# Bed time for the puppies :)



## Kristin (Nov 12, 2004)

I took a couple pics last night while the girls were settled down. Look how Lilo is laying lol She covered up her face so I couldn't see her anymore lol


----------



## Mr Bigs Mummy (May 29, 2005)

oh wow! She is having an "I want to be alone" moment  

great piccies


----------



## chihuahua-lady (Apr 13, 2005)

awwww they are both soooo cute


----------



## nikki&paris (May 30, 2005)

How sweet. She didn't want any photos taken. :lol:


----------



## OzzyAndLilysMom (Mar 9, 2004)

Kristen they ar both gorgeous


----------



## MissMolly (Jan 28, 2005)

They are both sooo cute! Lilo looks so funny! I have atleast 5 pics of Molly like that! She hates when I take pics while she's trying to sleep!

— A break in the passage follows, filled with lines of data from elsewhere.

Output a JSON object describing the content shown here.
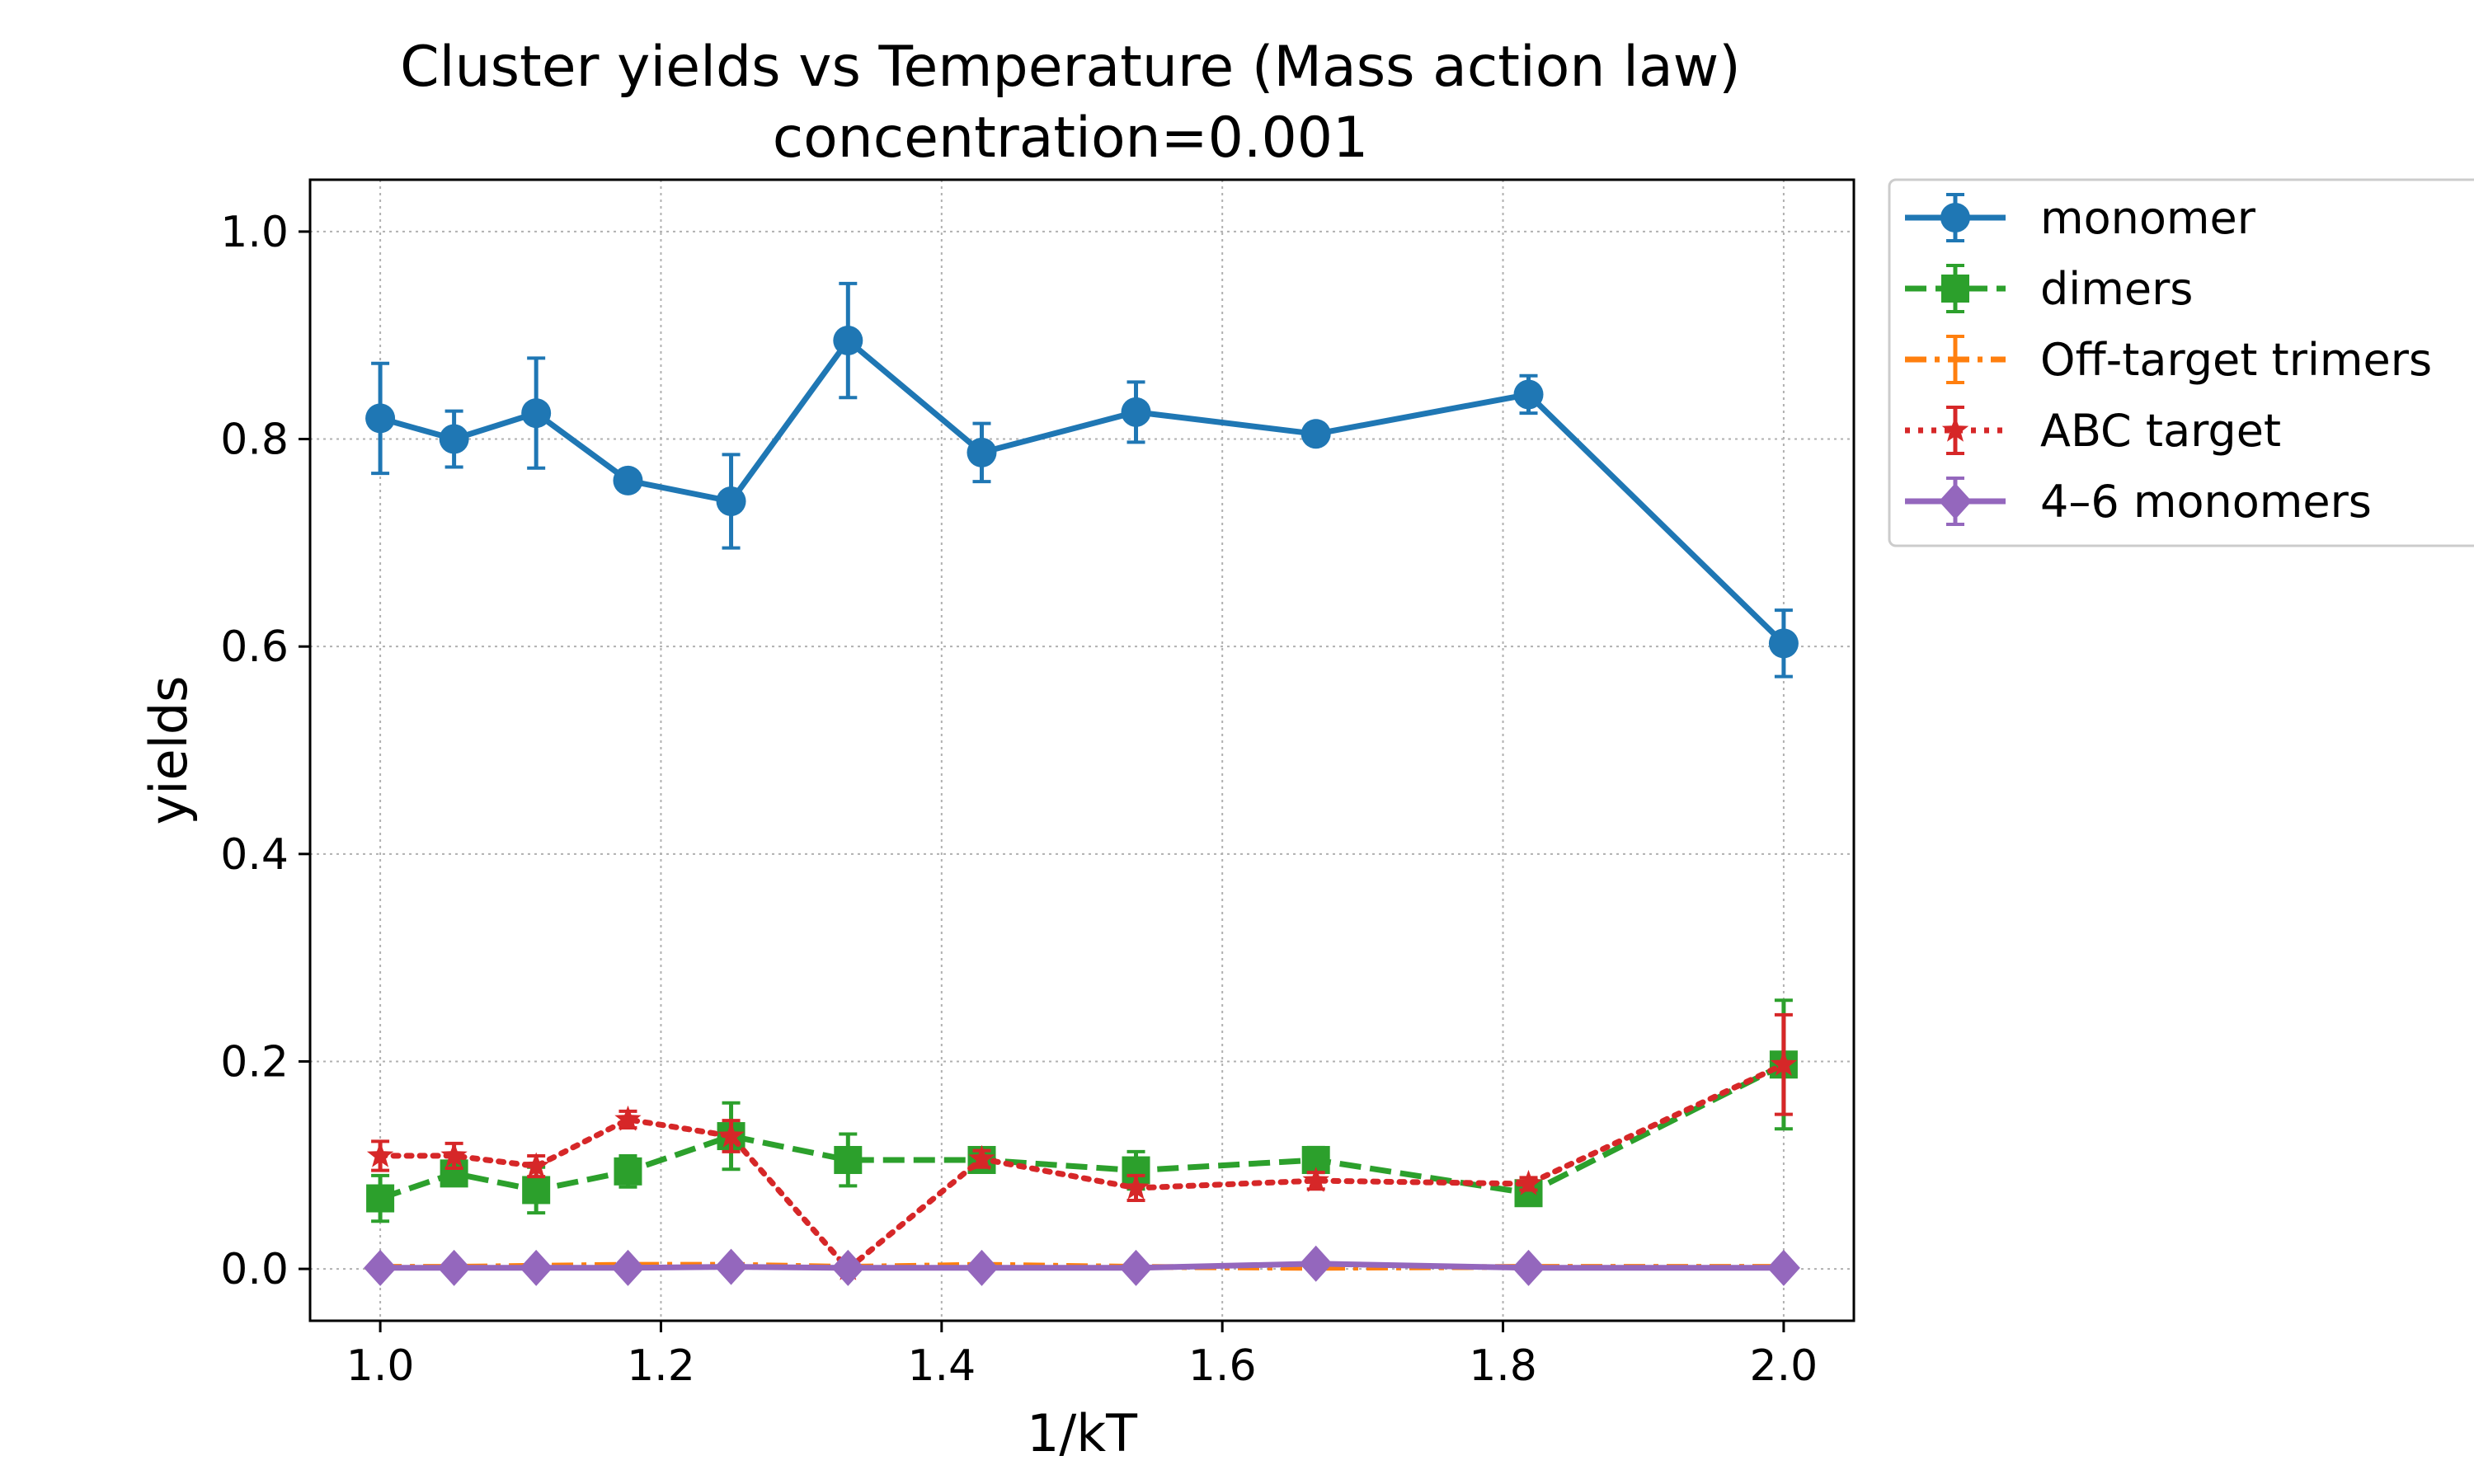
{
  "chart_data": {
    "type": "line",
    "title": "Cluster yields vs Temperature (Mass action law)",
    "subtitle": "concentration=0.001",
    "xlabel": "1/kT",
    "ylabel": "yields",
    "xlim": [
      0.95,
      2.05
    ],
    "ylim": [
      -0.05,
      1.05
    ],
    "xticks": [
      "1.0",
      "1.2",
      "1.4",
      "1.6",
      "1.8",
      "2.0"
    ],
    "yticks": [
      "0.0",
      "0.2",
      "0.4",
      "0.6",
      "0.8",
      "1.0"
    ],
    "grid": true,
    "legend_position": "outside-top-right",
    "x": [
      1.0,
      1.0526,
      1.1111,
      1.1765,
      1.25,
      1.3333,
      1.4286,
      1.5385,
      1.6667,
      1.8182,
      2.0
    ],
    "series": [
      {
        "name": "monomer",
        "color": "#1f77b4",
        "marker": "circle",
        "line_style": "solid",
        "values": [
          0.82,
          0.8,
          0.825,
          0.76,
          0.74,
          0.895,
          0.787,
          0.826,
          0.805,
          0.843,
          0.603
        ],
        "errors": [
          0.053,
          0.027,
          0.053,
          0.008,
          0.045,
          0.055,
          0.028,
          0.029,
          0.008,
          0.018,
          0.032
        ]
      },
      {
        "name": "dimers",
        "color": "#2ca02c",
        "marker": "square",
        "line_style": "dashed",
        "values": [
          0.068,
          0.092,
          0.076,
          0.094,
          0.128,
          0.105,
          0.105,
          0.095,
          0.105,
          0.073,
          0.197
        ],
        "errors": [
          0.022,
          0.01,
          0.022,
          0.015,
          0.032,
          0.025,
          0.01,
          0.018,
          0.012,
          0.008,
          0.062
        ]
      },
      {
        "name": "Off-target trimers",
        "color": "#ff7f0e",
        "marker": "none",
        "line_style": "dashdot",
        "values": [
          0.002,
          0.002,
          0.003,
          0.004,
          0.004,
          0.002,
          0.004,
          0.002,
          0.001,
          0.002,
          0.002
        ],
        "errors": [
          0.002,
          0.002,
          0.002,
          0.002,
          0.002,
          0.002,
          0.002,
          0.002,
          0.002,
          0.002,
          0.002
        ]
      },
      {
        "name": "ABC target",
        "color": "#d62728",
        "marker": "star",
        "line_style": "dotted",
        "values": [
          0.109,
          0.109,
          0.099,
          0.144,
          0.128,
          0.0,
          0.106,
          0.078,
          0.085,
          0.082,
          0.197
        ],
        "errors": [
          0.014,
          0.012,
          0.01,
          0.008,
          0.015,
          0.002,
          0.008,
          0.012,
          0.008,
          0.006,
          0.048
        ]
      },
      {
        "name": "4–6 monomers",
        "color": "#9467bd",
        "marker": "diamond",
        "line_style": "solid",
        "values": [
          0.001,
          0.001,
          0.001,
          0.001,
          0.002,
          0.001,
          0.001,
          0.001,
          0.005,
          0.001,
          0.001
        ],
        "errors": [
          0.001,
          0.001,
          0.001,
          0.001,
          0.001,
          0.001,
          0.001,
          0.001,
          0.001,
          0.001,
          0.001
        ]
      }
    ]
  }
}
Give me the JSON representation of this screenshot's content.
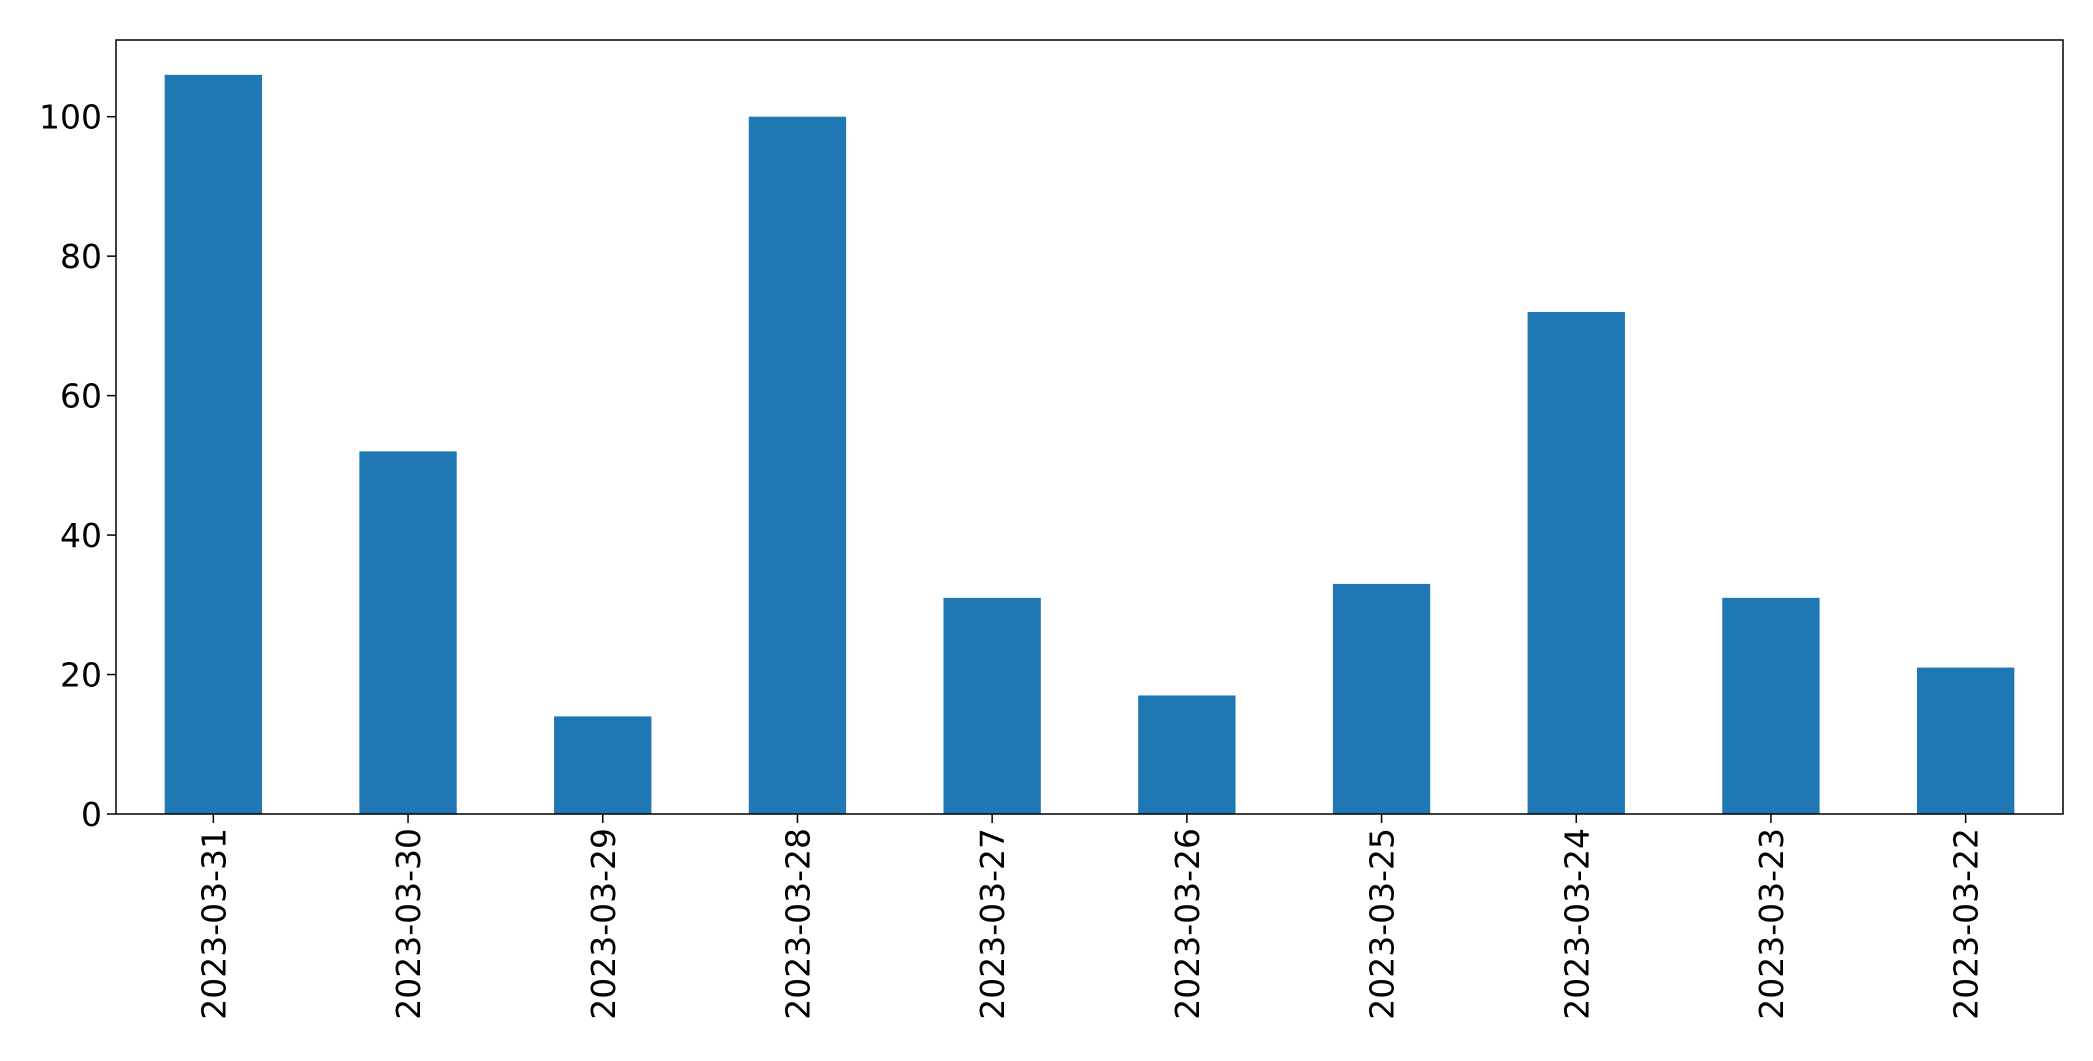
{
  "chart_data": {
    "type": "bar",
    "title": "",
    "xlabel": "",
    "ylabel": "",
    "categories": [
      "2023-03-31",
      "2023-03-30",
      "2023-03-29",
      "2023-03-28",
      "2023-03-27",
      "2023-03-26",
      "2023-03-25",
      "2023-03-24",
      "2023-03-23",
      "2023-03-22"
    ],
    "values": [
      106,
      52,
      14,
      100,
      31,
      17,
      33,
      72,
      31,
      21
    ],
    "ylim": [
      0,
      111
    ],
    "yticks": [
      0,
      20,
      40,
      60,
      80,
      100
    ],
    "ytick_labels": [
      "0",
      "20",
      "40",
      "60",
      "80",
      "100"
    ],
    "bar_color": "#1f77b4",
    "grid": false,
    "legend": "none"
  }
}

LOL!


----------



## Auggies Mom (Jun 9, 2004)

Hehe I fell that way myself sometimes Too cute


----------



## xfayex (Apr 4, 2005)

aww give the poor puppy some sleep! lol
so cute


----------



## nabi (Nov 25, 2004)

Sleepy little sweethearts !


----------



## KB (Apr 13, 2004)

night night!!! :wave: 
cute


----------



## sjc (Jan 14, 2005)

That first picture is priceless!


----------



## ilovesadie (Jun 1, 2004)

sjc said:


> That first picture is priceless!


I totally agree!!


----------



## KJsChihuahuas (Jan 6, 2005)

I love that first picture!!! :lol:


----------



## Kristin (Nov 12, 2004)

Thanks girls  Lilo isn't used to having a camara in her face all the time yet lol Give it another week..lol


----------



## luv4mygirls (Feb 20, 2005)

lol just like me i hate my pic taken while i'm sleeping!


----------



## Rachael Polachek (Feb 19, 2005)

Give the poor girl some space! :lol:


----------



## belladoggie (Mar 28, 2005)

When they cover their eyes like that, I always think they're saying 'the light's in my eyes! :lol:


----------



## xx-nathalie-xx (Jan 10, 2005)

that first pic is really weird ...it's like something from a freak show is lying there :shock: i don't know what to make of his head :?:  

looks like they are exhausted from playing 

kisses nat


----------



## Vanessa (May 16, 2005)

That is so cute. Bed time is always the best because you get to spend time with them tucking them in.


----------